La versión de “Nerón” -recreado magistralmente por Raúl Arévalo-, que hace poco estrenó el Festival de Teatro de Mérida me ha llevado a pensar, como me pasa con todos los clásicos grecolatinos, en algunas particularidades del comportamiento del ser humano que, pase el tiempo que pase -y con independencia del ambiente cultural en el que tengan lugar-, permanecen exactamente igual, como un eterno monumento a la estupidez de esa especie a la que pertenecemos -la humana-, incapaz de aprender de errores repetidos, una y otra vez, hasta la saciedad.
Un emperador loco, en este caso, al que le dieron el poder del imperio más importante del mundo y cuya única preocupación era entregarse a unas musas a las que, por lo que al menos apunta el texto que refiero, no conoció ni de lejos.
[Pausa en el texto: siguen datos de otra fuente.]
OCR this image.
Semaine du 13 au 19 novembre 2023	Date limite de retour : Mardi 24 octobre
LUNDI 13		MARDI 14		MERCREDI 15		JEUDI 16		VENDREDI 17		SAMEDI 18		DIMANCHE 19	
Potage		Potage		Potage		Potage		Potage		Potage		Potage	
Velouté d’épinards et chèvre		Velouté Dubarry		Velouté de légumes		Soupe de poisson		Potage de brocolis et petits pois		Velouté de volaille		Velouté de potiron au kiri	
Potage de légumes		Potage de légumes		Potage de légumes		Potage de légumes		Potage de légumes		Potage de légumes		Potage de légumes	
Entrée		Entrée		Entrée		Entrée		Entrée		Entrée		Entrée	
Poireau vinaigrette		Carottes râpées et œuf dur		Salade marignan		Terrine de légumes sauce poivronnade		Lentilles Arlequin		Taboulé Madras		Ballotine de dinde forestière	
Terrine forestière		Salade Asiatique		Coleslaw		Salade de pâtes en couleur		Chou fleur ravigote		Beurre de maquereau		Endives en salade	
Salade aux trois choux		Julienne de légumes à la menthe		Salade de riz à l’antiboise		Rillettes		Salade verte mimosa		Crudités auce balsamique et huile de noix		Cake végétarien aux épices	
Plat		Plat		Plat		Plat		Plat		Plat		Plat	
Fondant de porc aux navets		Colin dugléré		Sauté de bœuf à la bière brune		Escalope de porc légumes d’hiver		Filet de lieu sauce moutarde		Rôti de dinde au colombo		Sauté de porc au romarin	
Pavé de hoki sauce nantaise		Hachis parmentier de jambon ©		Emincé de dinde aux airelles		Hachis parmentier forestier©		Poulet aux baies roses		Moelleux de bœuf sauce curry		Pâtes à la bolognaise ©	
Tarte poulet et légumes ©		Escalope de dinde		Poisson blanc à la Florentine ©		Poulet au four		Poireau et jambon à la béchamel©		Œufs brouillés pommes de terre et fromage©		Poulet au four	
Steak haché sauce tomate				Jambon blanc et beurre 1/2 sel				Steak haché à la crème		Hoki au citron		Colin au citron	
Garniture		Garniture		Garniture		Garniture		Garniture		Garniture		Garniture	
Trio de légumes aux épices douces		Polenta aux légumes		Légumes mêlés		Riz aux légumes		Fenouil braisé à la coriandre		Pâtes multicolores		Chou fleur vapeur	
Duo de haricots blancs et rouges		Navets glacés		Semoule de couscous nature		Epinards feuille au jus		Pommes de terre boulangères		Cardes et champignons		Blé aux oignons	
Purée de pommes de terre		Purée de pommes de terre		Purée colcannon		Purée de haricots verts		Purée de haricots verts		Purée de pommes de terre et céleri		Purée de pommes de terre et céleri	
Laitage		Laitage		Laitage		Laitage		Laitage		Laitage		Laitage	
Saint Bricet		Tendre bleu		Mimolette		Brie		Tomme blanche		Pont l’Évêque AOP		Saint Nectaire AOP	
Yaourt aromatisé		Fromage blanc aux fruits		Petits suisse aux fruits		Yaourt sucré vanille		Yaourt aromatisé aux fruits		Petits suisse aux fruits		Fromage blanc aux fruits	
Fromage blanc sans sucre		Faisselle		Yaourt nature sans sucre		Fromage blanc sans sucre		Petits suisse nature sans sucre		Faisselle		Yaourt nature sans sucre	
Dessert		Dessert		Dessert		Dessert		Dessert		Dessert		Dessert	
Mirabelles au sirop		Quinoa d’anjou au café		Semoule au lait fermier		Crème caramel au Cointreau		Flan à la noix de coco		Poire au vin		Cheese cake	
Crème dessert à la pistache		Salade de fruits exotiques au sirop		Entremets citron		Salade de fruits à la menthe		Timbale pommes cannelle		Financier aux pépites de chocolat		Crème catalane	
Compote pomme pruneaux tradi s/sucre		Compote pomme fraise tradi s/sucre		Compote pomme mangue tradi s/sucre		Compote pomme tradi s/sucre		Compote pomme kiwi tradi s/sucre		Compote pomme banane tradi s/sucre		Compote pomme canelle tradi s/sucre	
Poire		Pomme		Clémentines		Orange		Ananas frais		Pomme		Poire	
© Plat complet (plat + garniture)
Sin embargo, nadie era capaz de decirle al César nada sobre su absoluta falta de talento. Ninguno de sus asesores, ni familiares, ni supuestos amigos se atrevía a desvelarle una verdad que, de nuevo aquí se demuestra, no siempre estamos dispuestos a aceptar.
Igual ocurre ahora cuando rendimos pleitesía a tantos y tantos personajes, populares o no, de cuya mediocridad somos conscientes pero que, aunque deseemos quitarlos de en medio, los soportamos demostrando una capacidad de no reacción que, al final, nos conduce a una fatal decadencia. Solo queda esperar el momento del incendio. Desde esas cenizas volveremos a renacer para, seguro, volver a caer.